A tiny river town located between two hills, it’s about as different as possible from Detroit. Coming to a country that’s bigger than what she’s used to, Van Der Goot said there’s many differences between her hometown and America. 

“We have a sea climate, where the temperatures don’t go as low and as high,” she said. “It’s warmer in the winter and colder in the summer, but here in America, we have a warmer climate. I like the heat, I don’t like the cold.”

In The Netherlands, everything is reachable by bike. When Van Der Goot first came to America, she had a hard time getting to places because she was so used to riding her bike, or even walking. She didn’t have a driver’s license and she didn’t have a car.

“I went from being really independent to being very dependent and I really didn’t like that very much,” she said. “That was a really big change, but how I got used to it was by making some new friends, so that they could help me out and eventually, I got my driver’s license. I’ve kind of gotten used to the habits here now.”

Coming to a different country to play tennis overseas is also different for her. She expressed how there’s so many different cultures and a different way of doing things. Playing tennis with a team in America is a new experience for her.

“In the Netherlands, tennis more of an individual sport, you do it more for yourself and in America, you have to learn how to play together as a team, which is a big difference I have to get used to,” said Van Der Goot. 

The food here is also something she has to get used to. One famous meal to eat for lunch in The Netherlands is bread and cheese. “Here, you don’t really put cheese on bread and the bread is too sweet,” she said. “You just learn to adapt.” 

As of this year, she’s been living in America for four years. Transferring over from South Carolina State University after her freshman year to Detroit Mercy is one of her proud moments. This is also Van Der Goot’s first year of not going home for the summer to visit her family.

“Before, I used to go home during winter and summer break,” she said. “It’s not that I’m homesick all of the time; I love it here, but you have those points when everything is kind of against you and things are a little bit hard and you’re really missing that support from your parents. I’m a little homesick now because I know that I’m almost going home.”

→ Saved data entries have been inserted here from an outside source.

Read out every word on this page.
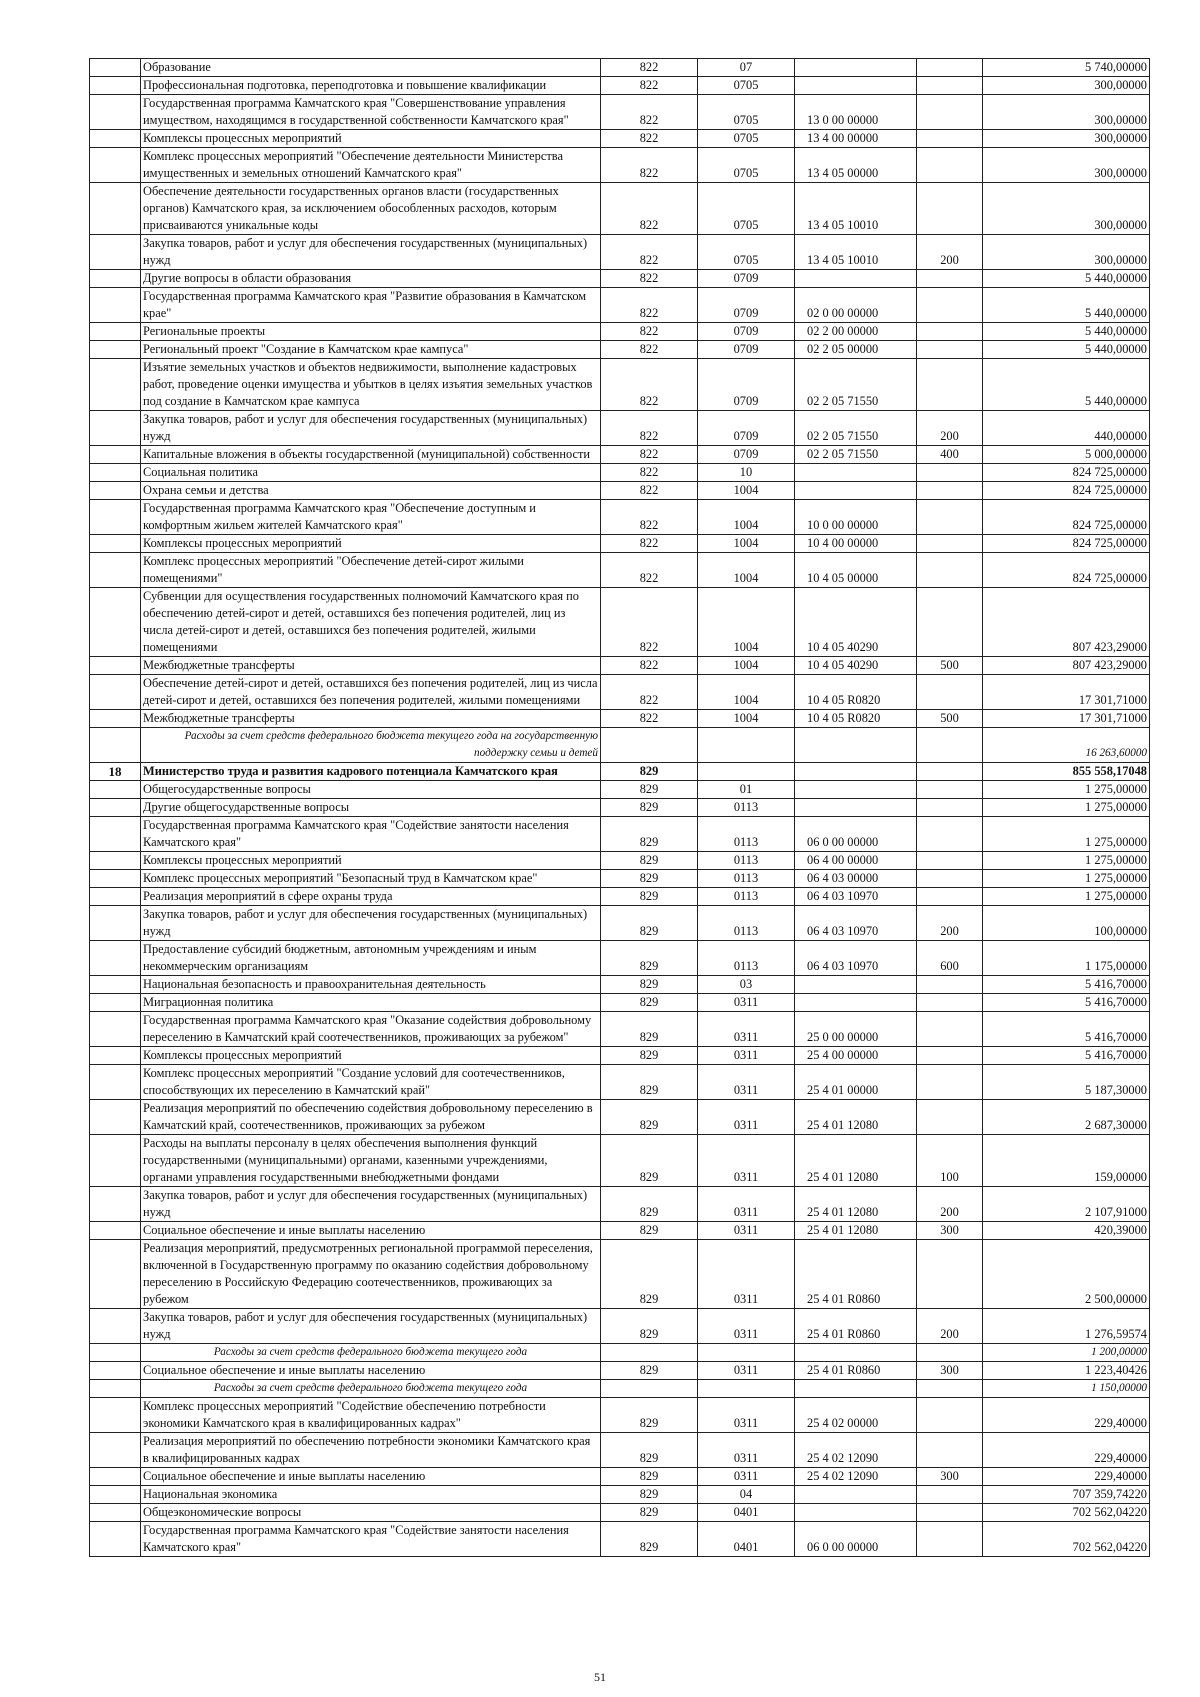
	Образование	822	07			5 740,00000
	Профессиональная подготовка, переподготовка и повышение квалификации	822	0705			300,00000
	Государственная программа Камчатского края "Совершенствование управления имуществом, находящимся в государственной собственности Камчатского края"	822	0705	13 0 00 00000		300,00000
	Комплексы процессных мероприятий	822	0705	13 4 00 00000		300,00000
	Комплекс процессных мероприятий "Обеспечение деятельности Министерства имущественных и земельных отношений Камчатского края"	822	0705	13 4 05 00000		300,00000
	Обеспечение деятельности государственных органов власти (государственных органов) Камчатского края, за исключением обособленных расходов, которым присваиваются уникальные коды	822	0705	13 4 05 10010		300,00000
	Закупка товаров, работ и услуг для обеспечения государственных (муниципальных) нужд	822	0705	13 4 05 10010	200	300,00000
	Другие вопросы в области образования	822	0709			5 440,00000
	Государственная программа Камчатского края "Развитие образования в Камчатском крае"	822	0709	02 0 00 00000		5 440,00000
	Региональные проекты	822	0709	02 2 00 00000		5 440,00000
	Региональный проект "Создание в Камчатском крае кампуса"	822	0709	02 2 05 00000		5 440,00000
	Изъятие земельных участков и объектов недвижимости, выполнение кадастровых работ, проведение оценки имущества и убытков в целях изъятия земельных участков под создание в Камчатском крае кампуса	822	0709	02 2 05 71550		5 440,00000
	Закупка товаров, работ и услуг для обеспечения государственных (муниципальных) нужд	822	0709	02 2 05 71550	200	440,00000
	Капитальные вложения в объекты государственной (муниципальной) собственности	822	0709	02 2 05 71550	400	5 000,00000
	Социальная политика	822	10			824 725,00000
	Охрана семьи и детства	822	1004			824 725,00000
	Государственная программа Камчатского края "Обеспечение доступным и комфортным жильем жителей Камчатского края"	822	1004	10 0 00 00000		824 725,00000
	Комплексы процессных мероприятий	822	1004	10 4 00 00000		824 725,00000
	Комплекс процессных мероприятий "Обеспечение детей-сирот жилыми помещениями"	822	1004	10 4 05 00000		824 725,00000
	Субвенции для осуществления государственных полномочий Камчатского края по обеспечению детей-сирот и детей, оставшихся без попечения родителей, лиц из числа детей-сирот и детей, оставшихся без попечения родителей, жилыми помещениями	822	1004	10 4 05 40290		807 423,29000
	Межбюджетные трансферты	822	1004	10 4 05 40290	500	807 423,29000
	Обеспечение детей-сирот и детей, оставшихся без попечения родителей, лиц из числа детей-сирот и детей, оставшихся без попечения родителей, жилыми помещениями	822	1004	10 4 05 R0820		17 301,71000
	Межбюджетные трансферты	822	1004	10 4 05 R0820	500	17 301,71000
	Расходы за счет средств федерального бюджета текущего года на государственную поддержку семьи и детей					16 263,60000
18	Министерство труда и развития кадрового потенциала Камчатского края	829				855 558,17048
	Общегосударственные вопросы	829	01			1 275,00000
	Другие общегосударственные вопросы	829	0113			1 275,00000
	Государственная программа Камчатского края "Содействие занятости населения Камчатского края"	829	0113	06 0 00 00000		1 275,00000
	Комплексы процессных мероприятий	829	0113	06 4 00 00000		1 275,00000
	Комплекс процессных мероприятий "Безопасный труд в Камчатском крае"	829	0113	06 4 03 00000		1 275,00000
	Реализация мероприятий в сфере охраны труда	829	0113	06 4 03 10970		1 275,00000
	Закупка товаров, работ и услуг для обеспечения государственных (муниципальных) нужд	829	0113	06 4 03 10970	200	100,00000
	Предоставление субсидий бюджетным, автономным учреждениям и иным некоммерческим организациям	829	0113	06 4 03 10970	600	1 175,00000
	Национальная безопасность и правоохранительная деятельность	829	03			5 416,70000
	Миграционная политика	829	0311			5 416,70000
	Государственная программа Камчатского края "Оказание содействия добровольному переселению в Камчатский край соотечественников, проживающих за рубежом"	829	0311	25 0 00 00000		5 416,70000
	Комплексы процессных мероприятий	829	0311	25 4 00 00000		5 416,70000
	Комплекс процессных мероприятий "Создание условий для соотечественников, способствующих их переселению в Камчатский край"	829	0311	25 4 01 00000		5 187,30000
	Реализация мероприятий по обеспечению содействия добровольному переселению в Камчатский край, соотечественников, проживающих за рубежом	829	0311	25 4 01 12080		2 687,30000
	Расходы на выплаты персоналу в целях обеспечения выполнения функций государственными (муниципальными) органами, казенными учреждениями, органами управления государственными внебюджетными фондами	829	0311	25 4 01 12080	100	159,00000
	Закупка товаров, работ и услуг для обеспечения государственных (муниципальных) нужд	829	0311	25 4 01 12080	200	2 107,91000
	Социальное обеспечение и иные выплаты населению	829	0311	25 4 01 12080	300	420,39000
	Реализация мероприятий, предусмотренных региональной программой переселения, включенной в Государственную программу по оказанию содействия добровольному переселению в Российскую Федерацию соотечественников, проживающих за рубежом	829	0311	25 4 01 R0860		2 500,00000
	Закупка товаров, работ и услуг для обеспечения государственных (муниципальных) нужд	829	0311	25 4 01 R0860	200	1 276,59574
	Расходы за счет средств федерального бюджета текущего года					1 200,00000
	Социальное обеспечение и иные выплаты населению	829	0311	25 4 01 R0860	300	1 223,40426
	Расходы за счет средств федерального бюджета текущего года					1 150,00000
	Комплекс процессных мероприятий "Содействие обеспечению потребности экономики Камчатского края в квалифицированных кадрах"	829	0311	25 4 02 00000		229,40000
	Реализация мероприятий по обеспечению потребности экономики Камчатского края в квалифицированных кадрах	829	0311	25 4 02 12090		229,40000
	Социальное обеспечение и иные выплаты населению	829	0311	25 4 02 12090	300	229,40000
	Национальная экономика	829	04			707 359,74220
	Общеэкономические вопросы	829	0401			702 562,04220
	Государственная программа Камчатского края "Содействие занятости населения Камчатского края"	829	0401	06 0 00 00000		702 562,04220
51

This season, Van Der Goot is looking forward to trying to get into the Horizon League, and even, trying to go for the championship. Last year, the team had a lot of injuries, so it disconnected the team, but this year she hopes that the team comes together.

Recruiting players all over the world is pretty standard when it comes to tennis. 

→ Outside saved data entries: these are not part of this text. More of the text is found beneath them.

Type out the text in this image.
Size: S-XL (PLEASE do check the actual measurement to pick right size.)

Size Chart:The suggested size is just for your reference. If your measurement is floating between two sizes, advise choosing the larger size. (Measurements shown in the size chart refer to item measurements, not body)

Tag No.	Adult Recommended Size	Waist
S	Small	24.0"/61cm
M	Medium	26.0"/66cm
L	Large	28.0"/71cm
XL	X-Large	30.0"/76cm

“In the U.S., we have so many major sports, so tennis is much lower on the list of priorities of kids growing up in this country, but in other countries it’s much higher,” said Aaron Paajanen, head coach for men’s and women’s tennis at the university.

When recruiting players internationally, Paajanen takes into consideration the players preferences of playing styles (playing in or outdoors), their results, and also their English proficiency test, so that they know that if they come to Detroit Mercy and play on the team, they’re not only going to be successful on the court but in the classroom as well. A lot of the time, Paajanen has to rely heavily on recommendations from others.

“Sometimes it’s a little challenging because I’m not always going to get to meet the player or their families face-to-face, so a lot of the recruiting is done through messaging, skyping, and emails and then really having to do a lot of research to see if whether or not the level of play will be successful here,” Paajanen said.